What does this technology offer us as language teachers? The most obvious and direct benefit is the availability of authentic language materials in a multimedia format. For language teachers, audio and video are not fancy add-ons but provide direct access to the
discipline's "content"--human communication in all its linguistic and cultural diversity. Streaming technologies provide up-to-date, even live, information in an on-demand, easy-to-use format. It's not difficult to imagine building lesson plans on the basis of student visits to some of the sites listed above. An interesting benefit is that while many sites have alternative English versions of their Web pages, most have only target language audio and video (an exception is the current Web hit Calling Bill Gates from Germany). One practical concern about basing assignments on such sites is whether the targeted links will still be active when students visit the sites. Most of the streaming files can not be cached locally, as is the case with HTML files or graphics (or traditional audio). In the case of RealAudio, there is a commercial version of the player (RealPlayer Plus) which allows saving and local playback of "real" audio and video files.

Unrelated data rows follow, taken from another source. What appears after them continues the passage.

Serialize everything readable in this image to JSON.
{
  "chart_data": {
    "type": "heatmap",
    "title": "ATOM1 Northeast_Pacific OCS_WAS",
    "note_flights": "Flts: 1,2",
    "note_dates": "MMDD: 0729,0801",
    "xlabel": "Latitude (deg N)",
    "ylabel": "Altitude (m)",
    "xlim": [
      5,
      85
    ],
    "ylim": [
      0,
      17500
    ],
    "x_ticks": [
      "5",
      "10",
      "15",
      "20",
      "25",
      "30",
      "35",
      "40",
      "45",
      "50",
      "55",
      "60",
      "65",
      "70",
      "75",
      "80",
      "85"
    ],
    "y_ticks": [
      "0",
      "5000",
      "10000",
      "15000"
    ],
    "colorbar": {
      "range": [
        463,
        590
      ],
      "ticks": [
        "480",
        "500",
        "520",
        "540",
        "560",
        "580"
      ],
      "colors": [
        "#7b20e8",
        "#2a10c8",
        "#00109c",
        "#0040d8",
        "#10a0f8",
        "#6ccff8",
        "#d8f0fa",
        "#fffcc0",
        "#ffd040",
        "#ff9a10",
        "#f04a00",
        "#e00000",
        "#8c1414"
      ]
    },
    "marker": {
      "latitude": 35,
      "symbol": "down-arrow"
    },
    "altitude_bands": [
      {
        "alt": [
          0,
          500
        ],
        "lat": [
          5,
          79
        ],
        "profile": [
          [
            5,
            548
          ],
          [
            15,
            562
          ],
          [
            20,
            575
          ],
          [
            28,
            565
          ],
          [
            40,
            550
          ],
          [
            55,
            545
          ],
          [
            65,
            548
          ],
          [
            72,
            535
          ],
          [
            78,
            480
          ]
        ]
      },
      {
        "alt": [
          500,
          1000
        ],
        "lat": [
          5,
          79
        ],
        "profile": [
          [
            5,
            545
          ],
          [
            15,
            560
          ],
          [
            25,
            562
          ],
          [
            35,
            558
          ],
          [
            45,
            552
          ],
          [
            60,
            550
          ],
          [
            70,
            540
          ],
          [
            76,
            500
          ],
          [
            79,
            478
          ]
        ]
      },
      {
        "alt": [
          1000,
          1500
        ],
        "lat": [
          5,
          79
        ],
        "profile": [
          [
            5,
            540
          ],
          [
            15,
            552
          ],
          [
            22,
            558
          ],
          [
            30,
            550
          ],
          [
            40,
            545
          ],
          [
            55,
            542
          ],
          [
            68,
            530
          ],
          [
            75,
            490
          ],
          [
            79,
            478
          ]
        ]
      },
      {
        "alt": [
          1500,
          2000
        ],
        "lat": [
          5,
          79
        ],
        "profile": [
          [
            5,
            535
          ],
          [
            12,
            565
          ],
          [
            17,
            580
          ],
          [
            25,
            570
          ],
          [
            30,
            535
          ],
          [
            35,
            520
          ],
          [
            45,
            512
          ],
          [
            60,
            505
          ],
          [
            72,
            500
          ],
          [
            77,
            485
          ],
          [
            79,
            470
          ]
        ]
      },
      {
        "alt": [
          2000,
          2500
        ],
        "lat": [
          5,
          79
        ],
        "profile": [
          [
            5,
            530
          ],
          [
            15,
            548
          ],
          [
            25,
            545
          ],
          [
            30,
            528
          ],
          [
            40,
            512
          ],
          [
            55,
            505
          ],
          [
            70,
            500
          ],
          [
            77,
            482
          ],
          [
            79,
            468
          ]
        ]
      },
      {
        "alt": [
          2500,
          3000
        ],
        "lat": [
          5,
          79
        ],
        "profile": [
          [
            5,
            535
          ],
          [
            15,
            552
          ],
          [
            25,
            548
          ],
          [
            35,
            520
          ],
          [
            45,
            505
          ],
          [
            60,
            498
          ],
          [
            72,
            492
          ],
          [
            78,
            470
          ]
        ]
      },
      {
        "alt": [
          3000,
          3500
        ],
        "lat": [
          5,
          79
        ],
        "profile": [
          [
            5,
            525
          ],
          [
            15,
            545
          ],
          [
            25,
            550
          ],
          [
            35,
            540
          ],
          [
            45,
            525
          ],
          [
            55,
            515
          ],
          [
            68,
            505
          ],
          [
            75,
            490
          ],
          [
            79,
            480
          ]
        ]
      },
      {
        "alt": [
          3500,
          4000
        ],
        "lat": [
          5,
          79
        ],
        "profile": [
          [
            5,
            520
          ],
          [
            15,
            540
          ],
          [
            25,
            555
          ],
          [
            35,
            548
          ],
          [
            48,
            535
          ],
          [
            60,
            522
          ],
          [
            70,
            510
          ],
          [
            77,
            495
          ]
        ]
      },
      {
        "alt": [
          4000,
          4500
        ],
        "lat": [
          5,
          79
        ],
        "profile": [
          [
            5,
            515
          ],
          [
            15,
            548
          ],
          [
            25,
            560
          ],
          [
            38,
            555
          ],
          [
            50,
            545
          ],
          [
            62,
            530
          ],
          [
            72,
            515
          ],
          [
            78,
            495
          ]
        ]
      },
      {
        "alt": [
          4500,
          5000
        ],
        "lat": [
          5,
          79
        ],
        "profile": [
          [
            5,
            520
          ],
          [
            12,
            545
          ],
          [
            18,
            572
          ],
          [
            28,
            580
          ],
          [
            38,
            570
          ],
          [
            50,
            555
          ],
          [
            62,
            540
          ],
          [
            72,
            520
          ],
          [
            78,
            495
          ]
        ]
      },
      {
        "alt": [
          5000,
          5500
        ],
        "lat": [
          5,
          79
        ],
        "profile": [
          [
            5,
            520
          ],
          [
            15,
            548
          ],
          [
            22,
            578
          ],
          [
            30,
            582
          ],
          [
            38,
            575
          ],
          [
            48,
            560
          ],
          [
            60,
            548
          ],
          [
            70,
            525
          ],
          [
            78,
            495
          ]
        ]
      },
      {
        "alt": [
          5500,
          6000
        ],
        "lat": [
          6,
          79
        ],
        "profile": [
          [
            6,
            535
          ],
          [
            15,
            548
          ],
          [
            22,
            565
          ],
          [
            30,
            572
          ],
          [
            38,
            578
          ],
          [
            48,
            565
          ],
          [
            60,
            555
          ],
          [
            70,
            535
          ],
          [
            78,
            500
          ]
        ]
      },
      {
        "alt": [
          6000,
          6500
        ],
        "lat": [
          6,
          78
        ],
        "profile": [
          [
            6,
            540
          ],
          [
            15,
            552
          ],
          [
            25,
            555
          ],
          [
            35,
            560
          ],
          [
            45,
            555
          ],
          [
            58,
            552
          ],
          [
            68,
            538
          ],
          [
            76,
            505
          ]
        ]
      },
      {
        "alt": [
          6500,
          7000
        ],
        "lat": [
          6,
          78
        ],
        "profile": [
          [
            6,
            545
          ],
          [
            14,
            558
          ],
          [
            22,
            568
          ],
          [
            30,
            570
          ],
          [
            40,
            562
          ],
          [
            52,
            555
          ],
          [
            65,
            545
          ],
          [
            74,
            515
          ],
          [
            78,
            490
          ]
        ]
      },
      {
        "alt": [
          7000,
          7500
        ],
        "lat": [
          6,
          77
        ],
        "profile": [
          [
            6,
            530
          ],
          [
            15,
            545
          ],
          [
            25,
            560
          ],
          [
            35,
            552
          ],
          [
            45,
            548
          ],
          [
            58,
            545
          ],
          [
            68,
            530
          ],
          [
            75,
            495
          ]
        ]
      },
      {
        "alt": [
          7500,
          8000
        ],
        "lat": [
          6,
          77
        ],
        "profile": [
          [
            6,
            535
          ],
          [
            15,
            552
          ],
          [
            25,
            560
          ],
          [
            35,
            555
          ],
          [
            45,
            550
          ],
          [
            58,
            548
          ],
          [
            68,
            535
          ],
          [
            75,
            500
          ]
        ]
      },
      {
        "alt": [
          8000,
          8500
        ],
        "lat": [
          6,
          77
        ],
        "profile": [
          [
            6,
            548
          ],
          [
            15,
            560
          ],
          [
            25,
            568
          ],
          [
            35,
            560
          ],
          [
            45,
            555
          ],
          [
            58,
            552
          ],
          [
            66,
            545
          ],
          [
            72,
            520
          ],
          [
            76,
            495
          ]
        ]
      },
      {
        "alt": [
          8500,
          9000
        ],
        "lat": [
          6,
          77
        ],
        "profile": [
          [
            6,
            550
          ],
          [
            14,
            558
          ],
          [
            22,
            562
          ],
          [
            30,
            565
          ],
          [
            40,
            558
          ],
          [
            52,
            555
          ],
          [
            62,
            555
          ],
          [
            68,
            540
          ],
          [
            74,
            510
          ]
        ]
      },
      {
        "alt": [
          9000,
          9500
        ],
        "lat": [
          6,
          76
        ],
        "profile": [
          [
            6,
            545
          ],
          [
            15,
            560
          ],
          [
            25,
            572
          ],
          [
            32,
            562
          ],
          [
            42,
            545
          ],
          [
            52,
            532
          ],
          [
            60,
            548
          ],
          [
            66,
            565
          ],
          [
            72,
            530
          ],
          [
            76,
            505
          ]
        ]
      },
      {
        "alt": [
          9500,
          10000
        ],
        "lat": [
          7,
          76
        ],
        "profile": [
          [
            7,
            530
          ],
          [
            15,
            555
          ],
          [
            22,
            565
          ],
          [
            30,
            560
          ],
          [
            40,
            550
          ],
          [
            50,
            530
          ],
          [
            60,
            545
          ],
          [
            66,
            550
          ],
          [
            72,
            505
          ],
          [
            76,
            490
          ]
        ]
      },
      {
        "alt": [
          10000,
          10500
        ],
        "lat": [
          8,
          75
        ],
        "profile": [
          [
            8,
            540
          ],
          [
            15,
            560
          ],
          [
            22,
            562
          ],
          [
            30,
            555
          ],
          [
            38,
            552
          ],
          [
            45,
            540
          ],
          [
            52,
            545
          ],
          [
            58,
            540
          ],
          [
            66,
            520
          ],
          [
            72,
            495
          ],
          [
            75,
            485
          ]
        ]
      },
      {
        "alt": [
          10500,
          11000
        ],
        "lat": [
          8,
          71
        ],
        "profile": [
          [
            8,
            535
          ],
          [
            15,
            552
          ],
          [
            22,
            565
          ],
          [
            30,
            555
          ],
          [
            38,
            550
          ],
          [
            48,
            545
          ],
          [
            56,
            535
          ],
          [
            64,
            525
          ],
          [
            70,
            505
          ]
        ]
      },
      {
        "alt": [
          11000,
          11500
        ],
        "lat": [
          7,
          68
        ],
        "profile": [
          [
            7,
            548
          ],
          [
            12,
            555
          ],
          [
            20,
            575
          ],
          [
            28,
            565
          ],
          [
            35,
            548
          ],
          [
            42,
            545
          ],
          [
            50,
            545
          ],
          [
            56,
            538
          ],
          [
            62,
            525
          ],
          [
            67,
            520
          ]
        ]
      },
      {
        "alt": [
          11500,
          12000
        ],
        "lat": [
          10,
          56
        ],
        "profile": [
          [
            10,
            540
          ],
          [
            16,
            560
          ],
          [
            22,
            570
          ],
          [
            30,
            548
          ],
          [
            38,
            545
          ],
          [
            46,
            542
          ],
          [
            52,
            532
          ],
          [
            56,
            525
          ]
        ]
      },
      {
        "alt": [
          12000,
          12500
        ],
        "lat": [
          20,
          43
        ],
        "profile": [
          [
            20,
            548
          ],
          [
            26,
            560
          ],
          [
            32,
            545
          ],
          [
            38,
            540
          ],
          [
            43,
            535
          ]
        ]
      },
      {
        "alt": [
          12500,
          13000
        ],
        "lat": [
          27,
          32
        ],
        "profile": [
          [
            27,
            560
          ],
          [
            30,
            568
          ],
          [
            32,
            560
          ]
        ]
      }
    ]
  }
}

Besides having students use language material from target cultures, it is also possible for instructors to put their own audio or video materials in streaming format on the Web. How this is done depends on the particular product used. For most, it is necessary to save the audio or video file in a proprietary format and then upload it to a Web server or to a proprietary media server. For RealAudio, for example, an already digitized sound file in au, aiff or wav format is "encoded" into Progressive Networks' "ra" (RealAudio) format using either a (free) stand-alone encoder or a plug-in to programs such as SoundEdit 16 (Mac) or SoundForge (Windows). In the case of some streaming formats, users then link directly to that new sound file. In the case of RealAudio, the user links instead to a "meta" file which contains a pointer to the sound file, which is typically delivered from a proprietary RealAudio server. Alternatively, RealAudio files can also be streamed from a standard Web server.